In 1919, Charles Kenilworth (“C.K.”) Shepherd—a veteran of World War I and former British Royal Air Force Captain—took some “time off” after his service. He traveled to the United States to “trot ’round America” on a brand new, top-of-the-line Henderson 4-cylinder motorcycle he dubbed “Lizzie.” Just eleven days after arriving in the States, Shepherd and Lizzie headed west on a pioneer adventure. He journeyed to California on America’s “highways,” which he soon realized consisted of dirt roads—several of which were impassable. After arriving in San Francisco two months later, he sold his motorcycle on the street. In 1922, he memorialized this journey for eternity in his book Across America by Motor-Cycle.
Shepherd’s tale is an informative and engaging reflection of the trials and tribulations of an Englishman’s solo adventure across the United States when there were no such things as interstate highways or even good street maps. His honest observations about America’s roads, history, and culture—through the lens of a British “observer”—are revealing and often humorous. One hundred years later, Shepherd’s book remains a classic.
Mark Hunnibell—a former United States Air Force Captain—discovered Shepherd’s book while beginning to restore his own “basket case” 1919 Henderson motorcycle that his father had given him decades earlier. Realizing it was the same make, model, and year owned by Shepherd, Hunnibell imagined retracing Shepherd’s journey. But Hunnibell realized such a major feat would go well beyond mechanical restoration.
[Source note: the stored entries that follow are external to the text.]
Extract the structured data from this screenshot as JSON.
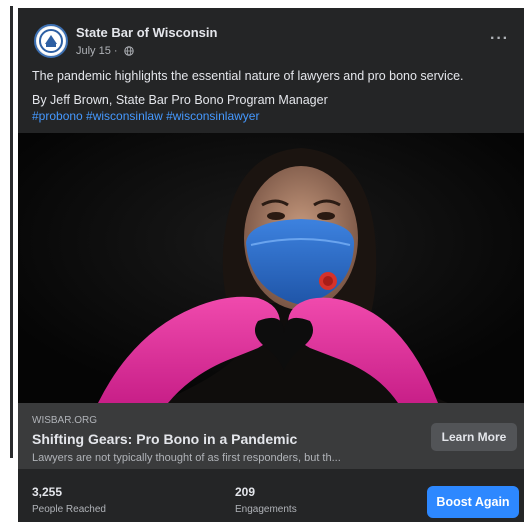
{
  "post": {
    "page_name": "State Bar of Wisconsin",
    "date": "July 15 · ",
    "privacy_icon": "globe-icon",
    "menu_icon": "more-options-icon",
    "text_line1": "The pandemic highlights the essential nature of lawyers and pro bono service.",
    "text_line2": "By Jeff Brown, State Bar Pro Bono Program Manager",
    "hashtags": "#probono #wisconsinlaw #wisconsinlawyer"
  },
  "link_preview": {
    "domain": "WISBAR.ORG",
    "title": "Shifting Gears: Pro Bono in a Pandemic",
    "description": "Lawyers are not typically thought of as first responders, but th...",
    "cta_label": "Learn More"
  },
  "insights": {
    "people_reached_value": "3,255",
    "people_reached_label": "People Reached",
    "engagements_value": "209",
    "engagements_label": "Engagements",
    "boost_label": "Boost Again"
  },
  "colors": {
    "card_bg": "#242526",
    "preview_bg": "#3a3b3c",
    "hashtag": "#4599ff",
    "boost_button": "#2d88ff",
    "mask": "#2f6fc9",
    "gloves": "#e9299d"
  }
}
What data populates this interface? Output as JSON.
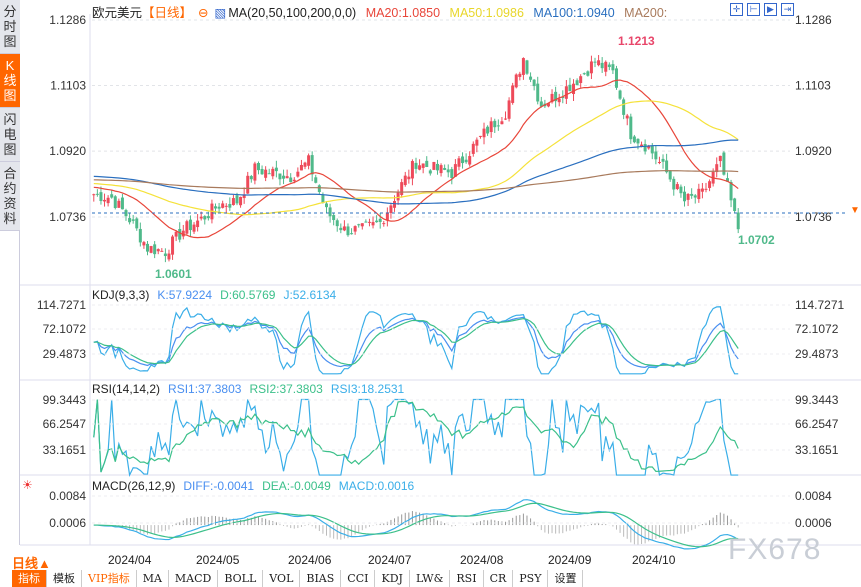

He had to get the old Henderson functioning like new to contemplate such an arduous expedition, but he also had to deduce Shepherd’s path when the British adventurer had not included a map or specific itinerary. Hunnibell set about analyzing the book word-by-word in a bold attempt to discover, document, and reverse-engineer the smallest details of Shepherd’s ride.
As the research progressed, revelations of Shepherd’s route and other amazing details emerged while Hunnibell also became fascinated by C.K.’s cultural reflections. Hunnibell also realized that the British explorer had an occasional tendency to embellish, apparently hoping it would make his book even more appealing.
It occurred to Hunnibell that readers of C.K.’s 1922 book—and even new ones—would be even more inspired and entertained by the journey if they had the benefit of a complete and accurate explanation of as many details as possible. He sought to answer fundamental questions such as: Who was “C.K. Shepherd” and what was his background? Why did he embark on this trip? Whatever happened to him?
This Fully Annotated Centennial Edition contains nearly 1,000 exhaustively researched notes, original photographs (many previously unpublished that had been taken by Shepherd himself), illustrations, and rich period details and explanations. It also contains a foreword by C.K.’s son, Dr. Charles Drury Shaw, who has graciously supported this celebration.
Although some details of Shepherd’s journey will forever remain a mystery, this Fully Annotated Centennial Edition—which includes the complete text of the original book—stands as the definitive work on the subject.